Tampa Bay Buccaneers vs. SEATTLE SEAHAWKS (Fox)
Cleveland Browns vs. DENVER BRONCOS (CBS): A trick-or-treater in Iowa dressed up as the Broncos’ long snapper for Halloween, a sure sign of a young fan with discriminating taste in football positions. You have a bright future ahead of you, kid. The dogs will probably do all right, too.
GREEN BAY PACKERS vs. Los Angeles Chargers (CBS)
Sunday Night Football
NEW ENGLAND PATRIOTS vs. Baltimore Ravens (NBC)
Monday Night Football
DALLAS COWBOYS vs.

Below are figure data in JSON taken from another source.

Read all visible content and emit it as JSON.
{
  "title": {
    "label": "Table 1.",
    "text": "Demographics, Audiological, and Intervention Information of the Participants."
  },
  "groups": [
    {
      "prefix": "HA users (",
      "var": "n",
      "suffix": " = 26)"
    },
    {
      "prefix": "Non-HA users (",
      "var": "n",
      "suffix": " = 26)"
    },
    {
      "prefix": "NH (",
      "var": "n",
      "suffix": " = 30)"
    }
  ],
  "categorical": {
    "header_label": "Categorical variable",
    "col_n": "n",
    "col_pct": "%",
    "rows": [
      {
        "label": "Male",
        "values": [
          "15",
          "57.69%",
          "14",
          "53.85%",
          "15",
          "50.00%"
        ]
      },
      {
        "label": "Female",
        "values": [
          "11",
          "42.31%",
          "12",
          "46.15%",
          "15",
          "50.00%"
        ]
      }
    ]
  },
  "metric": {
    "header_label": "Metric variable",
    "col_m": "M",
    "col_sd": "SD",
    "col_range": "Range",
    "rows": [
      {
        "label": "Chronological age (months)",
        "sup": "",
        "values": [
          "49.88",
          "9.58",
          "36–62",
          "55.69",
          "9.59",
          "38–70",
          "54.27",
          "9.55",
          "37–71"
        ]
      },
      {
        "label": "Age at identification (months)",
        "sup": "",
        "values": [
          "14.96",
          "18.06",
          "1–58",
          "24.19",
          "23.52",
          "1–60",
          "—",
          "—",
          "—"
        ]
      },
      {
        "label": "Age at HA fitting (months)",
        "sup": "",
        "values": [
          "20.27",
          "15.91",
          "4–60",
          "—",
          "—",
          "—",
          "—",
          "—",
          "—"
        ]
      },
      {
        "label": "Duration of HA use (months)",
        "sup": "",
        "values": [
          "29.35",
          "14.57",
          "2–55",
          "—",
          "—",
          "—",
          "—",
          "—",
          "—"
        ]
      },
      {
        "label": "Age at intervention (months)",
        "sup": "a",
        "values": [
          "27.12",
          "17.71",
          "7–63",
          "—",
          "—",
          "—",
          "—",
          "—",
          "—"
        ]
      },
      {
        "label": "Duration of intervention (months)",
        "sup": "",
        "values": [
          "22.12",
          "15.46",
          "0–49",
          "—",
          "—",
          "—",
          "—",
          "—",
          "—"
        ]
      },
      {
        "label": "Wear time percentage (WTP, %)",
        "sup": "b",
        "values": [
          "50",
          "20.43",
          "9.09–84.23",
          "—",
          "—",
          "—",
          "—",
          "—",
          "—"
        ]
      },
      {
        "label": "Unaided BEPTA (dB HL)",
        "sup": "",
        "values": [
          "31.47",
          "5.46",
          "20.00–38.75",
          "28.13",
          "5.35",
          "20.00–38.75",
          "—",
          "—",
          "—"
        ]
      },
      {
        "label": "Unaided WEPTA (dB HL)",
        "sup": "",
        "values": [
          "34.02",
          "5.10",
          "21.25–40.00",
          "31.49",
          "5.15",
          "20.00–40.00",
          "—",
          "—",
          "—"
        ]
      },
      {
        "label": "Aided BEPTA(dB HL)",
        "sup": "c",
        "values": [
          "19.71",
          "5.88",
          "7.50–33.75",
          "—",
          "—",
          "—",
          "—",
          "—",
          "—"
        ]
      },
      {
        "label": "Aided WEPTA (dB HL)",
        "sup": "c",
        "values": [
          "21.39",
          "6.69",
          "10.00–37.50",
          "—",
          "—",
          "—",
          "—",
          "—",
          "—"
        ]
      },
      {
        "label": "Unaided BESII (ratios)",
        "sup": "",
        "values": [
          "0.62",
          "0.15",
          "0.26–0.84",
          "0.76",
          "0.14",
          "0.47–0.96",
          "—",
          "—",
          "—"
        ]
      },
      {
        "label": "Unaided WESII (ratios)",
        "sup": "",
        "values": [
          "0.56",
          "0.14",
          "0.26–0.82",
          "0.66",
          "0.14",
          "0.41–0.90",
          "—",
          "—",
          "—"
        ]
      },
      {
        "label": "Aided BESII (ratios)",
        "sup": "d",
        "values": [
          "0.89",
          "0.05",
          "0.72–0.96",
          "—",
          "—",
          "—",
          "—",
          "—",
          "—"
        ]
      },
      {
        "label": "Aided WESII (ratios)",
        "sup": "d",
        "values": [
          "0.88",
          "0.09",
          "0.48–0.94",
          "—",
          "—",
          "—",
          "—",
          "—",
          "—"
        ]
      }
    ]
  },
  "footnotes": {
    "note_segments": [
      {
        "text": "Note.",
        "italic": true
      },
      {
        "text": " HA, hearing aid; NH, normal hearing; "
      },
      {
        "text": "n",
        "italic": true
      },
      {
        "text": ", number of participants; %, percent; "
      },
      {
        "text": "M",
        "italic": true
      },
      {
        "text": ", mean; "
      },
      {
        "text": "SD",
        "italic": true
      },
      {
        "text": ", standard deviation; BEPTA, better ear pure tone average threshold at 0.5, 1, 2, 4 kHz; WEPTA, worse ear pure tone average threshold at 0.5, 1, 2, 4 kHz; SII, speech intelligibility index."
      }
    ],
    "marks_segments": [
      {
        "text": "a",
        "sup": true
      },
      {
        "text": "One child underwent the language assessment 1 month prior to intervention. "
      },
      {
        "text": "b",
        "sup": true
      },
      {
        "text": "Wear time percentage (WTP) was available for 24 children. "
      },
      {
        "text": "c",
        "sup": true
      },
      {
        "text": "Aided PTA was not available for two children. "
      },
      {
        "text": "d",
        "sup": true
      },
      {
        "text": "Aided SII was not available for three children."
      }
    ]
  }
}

New York Giants (ESPN): The QuantumPick Apparatus foretells a final score of 4-2 in this contest.
Teams on bye
The Atlanta Falcons, the Cincinnati Bengals, the Los Angeles Rams, and the New Orleans Saints are all professional football teams—so they claim. Yet suspiciously they all refuse to play football this weekend. That does not sound very professional to me. They will automatically forfeit, and their transgression will be reported to the commissioner’s office.